2018年度 活動レポート 第16号:放射線医学総合研究所

2018年度活動レポート(一般公募コース)第016号

重粒子線生物学研究の発展を目指した日本と中国の重粒子研究拠点間の研究交流

放射線医学総合研究所 放射線防研究センター
勝部孝則さんからの報告

さくらサイエンスプログラム交流事業により、2018年4月30日~5月10日の日程で中国科学院近代物理研究所(IMP)から2名の大学院生が来日しました。

IMPは、重粒子線発生装置 Heavy Ion Research Facility in Lanzhou (HIRFL)を開発、運営しており、中国の重粒子イオンビーム研究の中心拠点です。一方、放射線医学総合研究所(放医研)では、世界初の医療用重粒子線発生装置(HIMAC)を用いて、1994年から重粒子線がん治療を実施しています。また、重粒子線の生物影響に関する研究にも取り組んできました。

写真1
放医研動物飼育施設見学の様子。
飼育室に病原菌等を持ち込まないよう手指を洗浄後、帽子、マスク、清潔な上着を着て入室します。

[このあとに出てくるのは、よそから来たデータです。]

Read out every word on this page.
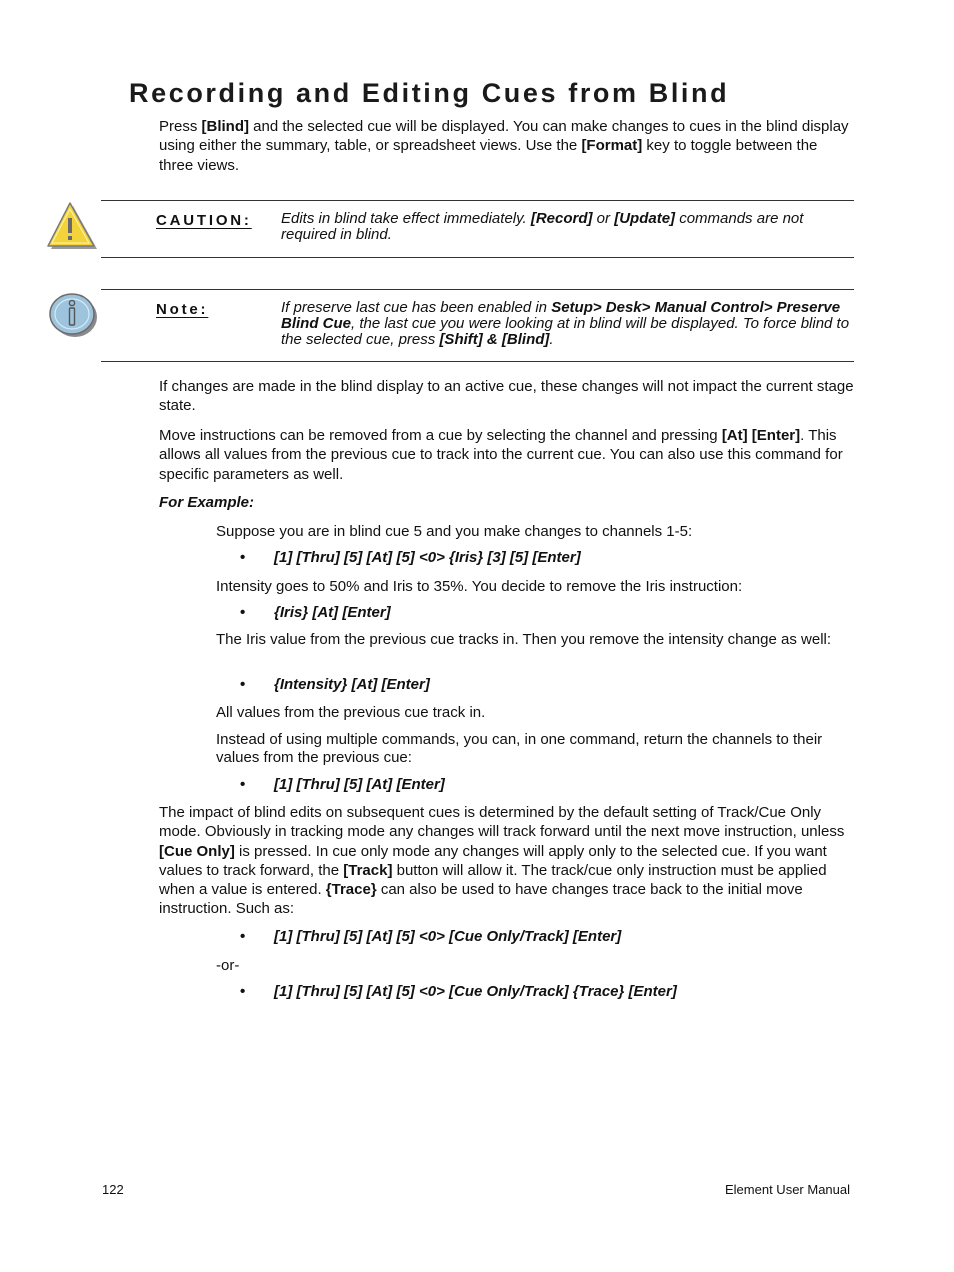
Recording and Editing Cues from Blind

Press [Blind] and the selected cue will be displayed. You can make changes to cues in the blind display using either the summary, table, or spreadsheet views. Use the [Format] key to toggle between the three views.

CAUTION: Edits in blind take effect immediately. [Record] or [Update] commands are not required in blind.

Note:	If preserve last cue has been enabled in Setup> Desk> Manual Control> Preserve Blind Cue, the last cue you were looking at in blind will be displayed. To force blind to the selected cue, press [Shift] & [Blind].

If changes are made in the blind display to an active cue, these changes will not impact the current stage state.

Move instructions can be removed from a cue by selecting the channel and pressing [At] [Enter]. This allows all values from the previous cue to track into the current cue. You can also use this command for specific parameters as well.

For Example:

Suppose you are in blind cue 5 and you make changes to channels 1-5:

• [1] [Thru] [5] [At] [5] <0> {Iris} [3] [5] [Enter]

Intensity goes to 50% and Iris to 35%. You decide to remove the Iris instruction:

• {Iris} [At] [Enter]

The Iris value from the previous cue tracks in. Then you remove the intensity change as well:

• {Intensity} [At] [Enter]

All values from the previous cue track in.

Instead of using multiple commands, you can, in one command, return the channels to their values from the previous cue:

• [1] [Thru] [5] [At] [Enter]

The impact of blind edits on subsequent cues is determined by the default setting of Track/Cue Only mode. Obviously in tracking mode any changes will track forward until the next move instruction, unless [Cue Only] is pressed. In cue only mode any changes will apply only to the selected cue. If you want values to track forward, the [Track] button will allow it. The track/cue only instruction must be applied when a value is entered. {Trace} can also be used to have changes trace back to the initial move instruction. Such as:

• [1] [Thru] [5] [At] [5] <0> [Cue Only/Track] [Enter]

-or-

• [1] [Thru] [5] [At] [5] <0> [Cue Only/Track] {Trace} [Enter]
122	Element User Manual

今回、IMPから2名の大学院生を放医研に招へいし、研究交流を行いました。11日間の滞在期間中、HIMACや動物飼育施設の見学、重粒子線生物影響研究に関する情報交換を行いました。放医研で実施している重粒子線の生物影響に関する研究のデータ解析にも参加してもらいました。ここで得られた解析結果は、将来の共同研究につながる可能性があります。

写真2
放医研で実施しているFluorescence in situ hybridization (FISH)法による染色体異常解析の例。
(左)正常細胞、(右)染色体転座のある細胞。矢頭で示した部分に転座が有ることが、色の違いで分かります。招へい者に、重粒子線照射によりマウス脾細胞に生じた染色体異常の解析に参加してもらいました。
写真3
パソコンのモニタ―上で、FISH法による染色体画像解析を行っている様子。
ここで得られた解析結果は、将来の共同研究につながる可能性があります。

また、歓送迎会等を通じて文化的な交流を図り、放医研スタッフとの間に信頼関係を構築することも出来ました。離日前日には、放医研・放射線影響研究部メンバーを対象に、現在IMPで実施している研究について紹介してもらいました。発表に対する質問やコメントなど、活発な議論が交わされました。

写真4
離日前日、IMPで実施している研究について紹介してもらった後、
放医研・放射線影響研究部部長から招へい者に修了証が授与されました。

今回の日本での研修は、2名の招へい者にとって、中国国内では得られない貴重な経験になったと思います。招へい者とはその後も、電子メールを利用して連絡を取り合っています。重粒子線を用いた生物影響研究を実施できる施設は世界的も限られており、IMPと放医研が協力することは、この分野の発展に大きく貢献することが期待されます。

写真5
研修の合間の食事会の様子。放医研の近くのラーメン屋で。